La demande formée au titre de l'article 700 du code de procédure civile n'a pas le caractère d'une demande incidente au sens des articles 63 et suivants du code de procédure civile dès lors qu'elle ne tend qu'à régler les frais de l'instance auxquels est tenu l'appelant et n'implique pas, pour la juridiction, la nécessité d'examiner le fond.

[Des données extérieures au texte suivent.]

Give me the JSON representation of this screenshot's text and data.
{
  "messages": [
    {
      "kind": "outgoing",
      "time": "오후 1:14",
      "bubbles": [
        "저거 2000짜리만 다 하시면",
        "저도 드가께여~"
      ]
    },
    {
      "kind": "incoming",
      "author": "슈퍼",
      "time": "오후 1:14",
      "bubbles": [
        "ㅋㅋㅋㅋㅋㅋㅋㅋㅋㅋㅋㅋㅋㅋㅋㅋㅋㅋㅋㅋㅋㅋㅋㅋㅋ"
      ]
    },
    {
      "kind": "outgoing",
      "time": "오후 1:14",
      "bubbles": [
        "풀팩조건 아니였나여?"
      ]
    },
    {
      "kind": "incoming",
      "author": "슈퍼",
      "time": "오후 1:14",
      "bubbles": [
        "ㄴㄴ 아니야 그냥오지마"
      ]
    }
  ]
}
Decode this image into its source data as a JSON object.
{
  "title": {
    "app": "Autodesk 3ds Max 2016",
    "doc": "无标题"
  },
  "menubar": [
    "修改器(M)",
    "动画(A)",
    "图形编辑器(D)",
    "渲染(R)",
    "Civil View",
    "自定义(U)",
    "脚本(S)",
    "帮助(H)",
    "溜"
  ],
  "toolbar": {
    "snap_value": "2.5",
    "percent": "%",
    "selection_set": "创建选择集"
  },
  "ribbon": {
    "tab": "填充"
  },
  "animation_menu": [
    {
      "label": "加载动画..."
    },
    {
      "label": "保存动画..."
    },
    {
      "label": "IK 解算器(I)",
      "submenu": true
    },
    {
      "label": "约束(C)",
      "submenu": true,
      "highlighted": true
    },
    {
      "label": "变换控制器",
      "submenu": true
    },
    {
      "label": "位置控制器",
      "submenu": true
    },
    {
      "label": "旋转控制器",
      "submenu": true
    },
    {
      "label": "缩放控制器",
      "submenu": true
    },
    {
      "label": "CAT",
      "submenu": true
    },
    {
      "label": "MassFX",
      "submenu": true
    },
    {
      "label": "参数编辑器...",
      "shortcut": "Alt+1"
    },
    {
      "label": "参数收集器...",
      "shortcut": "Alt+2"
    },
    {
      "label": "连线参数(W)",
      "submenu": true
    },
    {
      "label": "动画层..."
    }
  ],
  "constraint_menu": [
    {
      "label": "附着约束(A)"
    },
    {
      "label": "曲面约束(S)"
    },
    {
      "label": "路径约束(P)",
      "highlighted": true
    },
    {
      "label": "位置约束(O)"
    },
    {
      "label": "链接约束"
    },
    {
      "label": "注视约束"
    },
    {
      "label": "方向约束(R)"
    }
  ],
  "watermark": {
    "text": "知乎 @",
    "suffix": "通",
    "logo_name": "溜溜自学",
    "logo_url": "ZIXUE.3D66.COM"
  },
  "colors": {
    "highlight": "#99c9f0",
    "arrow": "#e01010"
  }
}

Cette demande ne saurait donc être touchée par la prescription.
La demande présentée au fond par la SCI tendant à voir la SA Axa France IARD condamnée à lui payer une somme au titre de l'article 700 du code de procédure civile ne sera donc pas déclarée irrecevable.
Il s’ensuit que la fin de non-recevoir sera accueillie.
Sur les autres demandes
La SCI [Adresse 2] sera condamnée à payer la somme de 800 euros à la SA Axa France IARD au titre de l'article 700 du code de procédure civile.
Les dépens suivront le sort de l’instance principale et seront donc réservés.
PAR CES MOTIFS,
Le juge de la mise en état, statuant par décision publique mise à disposition au greffe, susceptible de recours selon les conditions énoncées à l’article 795 du code de procédure civile,
DECLARE irrecevable la fin de non-recevoir soulevée par M. [T] et Mme [R] ;
DECLARE irrecevable la demande reconventionnelle de la SCI [Adresse 2] tendant à voir condamner la SA Axa France IARD à lui payer la somme de 1 818 712,65 euros au titre de l’ensemble des préjudices subis par la concluante, et condamner la Société AXA France IARD au paiement de ladite somme au titre de la garantie due à son assuré ;
CONDAMNE la SCI [Adresse 2] à payer à la SA Axa France IARD la somme de 800 euros au titre de l'article 700 du code de procédure civile ;
DEBOUTE M. [T] et Mme [R] de leur demande au titre de l'article 700 du code de procédure civile ;
RESERVE les dépens ;
RENVOIE l’affaire à l’audience de mise en état du Mercredi 16 octobre 2024 à 9h ( immeuble européen, salle chambre du conseil 2, 5ème étage) pour conclusions en défense.
La minute a été signée par Monsieur David BRACQ-ARBUS, Juge, et par Madame Reine TCHICAYA, Greffier.